You can fight a threat. You can’t fight the way things are.

That’s what got us buried in the Mission District Labor ghetto. Because Dad had tried to fight the way things are. By the time we stood together in the clinic, the scars he carried from that brutal beat-down had him too broken to even raise his voice.

So I went to the bench and sat, and waited for Dad to come out and tell me Mom was dead.

And the old guy? He was right.

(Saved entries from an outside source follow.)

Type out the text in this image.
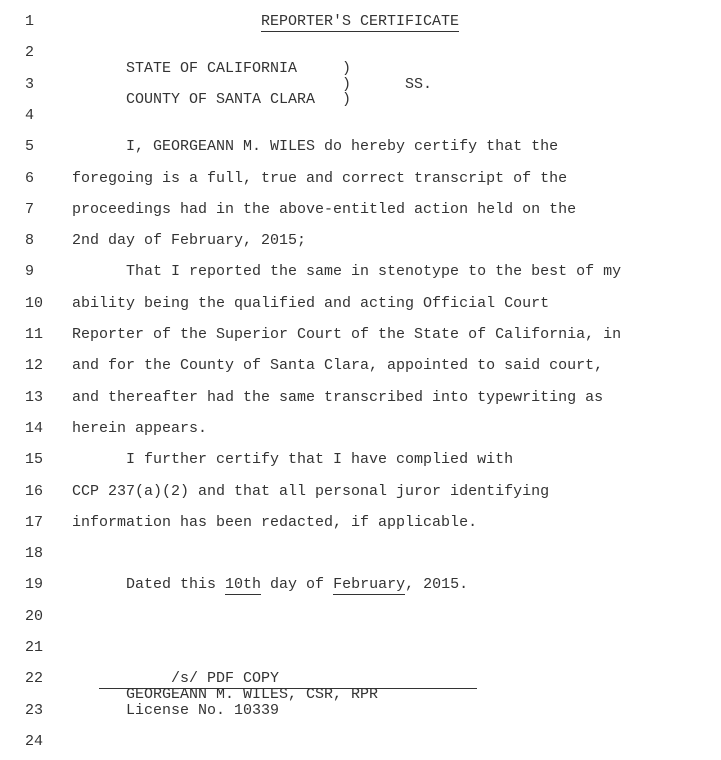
1	REPORTER'S CERTIFICATE
2
STATE OF CALIFORNIA     )
3	)      SS.
COUNTY OF SANTA CLARA   )
4
5	I, GEORGEANN M. WILES do hereby certify that the
6	foregoing is a full, true and correct transcript of the
7	proceedings had in the above-entitled action held on the
8	2nd day of February, 2015;
9	That I reported the same in stenotype to the best of my
10 ability being the qualified and acting Official Court
11 Reporter of the Superior Court of the State of California, in
12 and for the County of Santa Clara, appointed to said court,
13 and thereafter had the same transcribed into typewriting as
14 herein appears.
15 I further certify that I have complied with
16 CCP 237(a)(2) and that all personal juror identifying
17 information has been redacted, if applicable.
18
19 Dated this 10th day of February, 2015.
20
21
22	/s/ PDF COPY
GEORGEANN M. WILES, CSR, RPR
23 License No. 10339
24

I forgot all about him until I saw him again.

Which was—to the surprise of absolutely fucking nobody except my own dumb ass—in a mirror.

The mirror was an old mirror, almost as old as I felt when I dragged myself out of bed that morning. Bent nails clipped it onto a splintered wall over a rust-crusted washbowl in a crappy village wayhouse where everything was damp and the whole place smelled of mildew. Including the mirror: half the silver had peeled off the back, and black stains rimmed the patches remaining.

Every week or two I’d hit one of these crappy wayhouses in whatever crappy village we happened to be closest to, so I could pick up any supplies we needed, and then spend the evening in front of a fire wherever the locals gathered to jawbone, buy a lot of drinks, and find out if the world had blown up yet. And sometimes the horse-witch would come with me, because even she liked a bed once in a while. As a change of pace.

And because, as she never gets tired of reminding me, I’m not getting any fucking younger.

That particular morning, I woke up alone even though I hadn’t gone
to bed alone. And she’d been gone awhile even though it was barely dawn; her side of the bed was cold as a tombstone in the rain. And I hadn’t felt her go, which was kind of weird just because of who I am, but also because I hadn’t slept well. At all.

I had finally drifted off sometime midway between midnight and dawn, and even then I wasn’t resting easily; I had a nightmare. Well, not really a nightmare. By then I could tell the difference. It was a sending.

I should say, a Sending.

In the nightmare/sending/whateverthefuck, I was Orbek. I was up in the Boedecken and I blew the brains out of some old hunchbacked ogrillo named Kopav, then adopted his son into the Black Knives. I mean, Orbek adopted him.